According to Fred Kofman (Author of Conscious Business) the effort to improve meetings must start with the “what.” No matter how efficiently you meet about the wrong things, they are still the wrong things to meet about.
"I have sat in hundreds of bad meetings: no goals, no agenda, no preparation, no documents, no schedule, no minutes, no action items, no follow-up, and so on. We all hate these meetings. We all want to improve them" says Kofman.
He suggests a way to cut your meeting time is not by meeting about the same things faster, but by meeting about fewer things. This recommendation has reduced meeting time by 90% in one of his clients.
This does not mean that you can do the work in 10% of the time. You have to devote significant out-of-meeting effort to resolve the issues, but working more efficiently, enjoying a happier mood, and achieving better results.
What’s The Secret?
Kofman says "the only goal for a meeting is “to decide and commit.” No other objective is worth meeting for"

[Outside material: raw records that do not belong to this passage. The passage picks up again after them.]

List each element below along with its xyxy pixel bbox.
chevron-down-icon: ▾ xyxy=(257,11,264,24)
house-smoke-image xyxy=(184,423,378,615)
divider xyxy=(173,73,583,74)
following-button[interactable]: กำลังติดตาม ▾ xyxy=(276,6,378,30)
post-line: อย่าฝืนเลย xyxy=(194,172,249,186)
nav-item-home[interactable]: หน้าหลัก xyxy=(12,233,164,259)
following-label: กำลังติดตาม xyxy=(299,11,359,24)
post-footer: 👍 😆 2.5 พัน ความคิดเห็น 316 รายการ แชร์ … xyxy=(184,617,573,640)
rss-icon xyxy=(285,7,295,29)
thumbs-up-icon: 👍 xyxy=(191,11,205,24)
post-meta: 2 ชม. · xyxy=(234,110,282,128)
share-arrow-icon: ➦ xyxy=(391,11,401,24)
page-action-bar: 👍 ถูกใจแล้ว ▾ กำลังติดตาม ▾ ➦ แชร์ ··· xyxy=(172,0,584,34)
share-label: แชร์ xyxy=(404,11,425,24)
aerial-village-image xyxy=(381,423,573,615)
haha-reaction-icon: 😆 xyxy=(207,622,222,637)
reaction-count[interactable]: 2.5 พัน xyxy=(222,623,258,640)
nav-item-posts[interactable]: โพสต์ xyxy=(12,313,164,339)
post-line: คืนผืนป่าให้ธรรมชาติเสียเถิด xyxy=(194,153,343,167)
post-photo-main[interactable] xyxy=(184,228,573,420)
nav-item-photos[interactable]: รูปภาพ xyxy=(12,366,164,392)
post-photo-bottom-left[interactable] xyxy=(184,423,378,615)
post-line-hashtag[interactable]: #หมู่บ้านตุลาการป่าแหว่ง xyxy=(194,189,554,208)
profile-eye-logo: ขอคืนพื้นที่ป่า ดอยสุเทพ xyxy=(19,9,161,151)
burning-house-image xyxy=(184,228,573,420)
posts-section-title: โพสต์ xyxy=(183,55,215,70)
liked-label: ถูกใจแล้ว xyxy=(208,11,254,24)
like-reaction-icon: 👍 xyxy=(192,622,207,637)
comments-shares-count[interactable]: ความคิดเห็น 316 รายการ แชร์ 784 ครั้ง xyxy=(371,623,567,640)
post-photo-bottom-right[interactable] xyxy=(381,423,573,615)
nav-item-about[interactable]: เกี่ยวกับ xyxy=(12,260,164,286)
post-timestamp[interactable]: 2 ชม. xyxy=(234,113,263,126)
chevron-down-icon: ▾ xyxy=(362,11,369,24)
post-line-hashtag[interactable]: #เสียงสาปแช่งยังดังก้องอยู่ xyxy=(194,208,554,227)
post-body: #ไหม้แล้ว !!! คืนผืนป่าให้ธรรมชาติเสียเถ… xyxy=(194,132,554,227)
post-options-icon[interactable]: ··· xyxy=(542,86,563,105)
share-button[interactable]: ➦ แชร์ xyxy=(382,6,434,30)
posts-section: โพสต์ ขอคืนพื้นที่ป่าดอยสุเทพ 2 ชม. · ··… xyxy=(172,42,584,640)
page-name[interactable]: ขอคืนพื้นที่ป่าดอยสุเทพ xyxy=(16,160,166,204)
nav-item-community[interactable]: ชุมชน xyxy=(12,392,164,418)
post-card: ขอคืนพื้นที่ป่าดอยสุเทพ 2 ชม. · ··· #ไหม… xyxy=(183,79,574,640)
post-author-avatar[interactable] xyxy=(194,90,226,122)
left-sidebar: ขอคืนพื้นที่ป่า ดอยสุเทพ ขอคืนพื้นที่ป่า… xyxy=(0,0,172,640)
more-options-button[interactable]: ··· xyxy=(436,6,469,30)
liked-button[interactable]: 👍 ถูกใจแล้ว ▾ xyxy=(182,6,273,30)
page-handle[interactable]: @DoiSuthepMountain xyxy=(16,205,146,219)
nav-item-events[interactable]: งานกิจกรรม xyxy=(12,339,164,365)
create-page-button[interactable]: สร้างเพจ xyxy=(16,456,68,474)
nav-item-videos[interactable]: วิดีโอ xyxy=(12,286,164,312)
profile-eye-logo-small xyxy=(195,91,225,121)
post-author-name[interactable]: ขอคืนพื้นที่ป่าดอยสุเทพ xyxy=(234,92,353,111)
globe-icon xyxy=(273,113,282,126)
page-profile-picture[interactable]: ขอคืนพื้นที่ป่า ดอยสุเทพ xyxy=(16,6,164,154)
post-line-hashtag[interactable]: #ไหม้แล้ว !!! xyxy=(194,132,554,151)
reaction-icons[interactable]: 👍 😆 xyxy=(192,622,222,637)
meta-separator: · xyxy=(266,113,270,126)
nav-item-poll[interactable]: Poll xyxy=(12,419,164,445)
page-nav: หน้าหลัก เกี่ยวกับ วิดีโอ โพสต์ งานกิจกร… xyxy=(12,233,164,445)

- No meetings to “discuss.”
- No meetings to “update.”
- No meetings to “review.”
- No meetings to “inform.”
- No meetings to “report.”
- No meetings to “present.”
- No meetings to “check.”
- No meetings to “dialogue.”
- No meetings to “evaluate.”
- No meetings to “connect.”
- No meetings to “think.”
- No meetings to “consider.”
- No meetings to “educate.”
- No meetings to anything but “decide and commit.”
Of course, in order to decide and commit it is necessary to share information, monitor progress, provide updates, review materials, discuss ideas, analyze options, and evaluate costs and benefits. These are very reasonable ways to spend the time of a meeting.
But those are intermediate goals; the final goal is to perform. And to perform effectively a team needs to decide intelligently, commit resolutely, and execute impeccably. A good meeting focuses on the first two, in order to accomplish the third.
According to Kofman many teams practice “voodoo management.” They believe that talking about an issue is enough to (magically) solve it. They take pride of “working” on something while they only express opinions about what “ought to be done.” There is no action without commitment. Not surprisingly, everybody feels frustrated because the issue remains unsolved “after all the time we spent talking about it.”
Kofman goes onto say unless the meeting may lead people to act in a different way they would have acted had they not had the meeting, its value is zero—no matter how efficiently the meeting is run.
The Acid Test
Fred Kofman suggests the following acid test, Pick a red marker and search your agenda for terms such as “discuss,” “update,” “review,” and other non-decisive verbs. Cross them out and see what is left.
Then put any remaining item through the following three-question test:
- “What will we do differently if we succeed in this meeting?”
- “Why do we need to meet to accomplish this?”
- “How will this help us further the goal of the team?”
I bet that 90% of your meeting time goes away".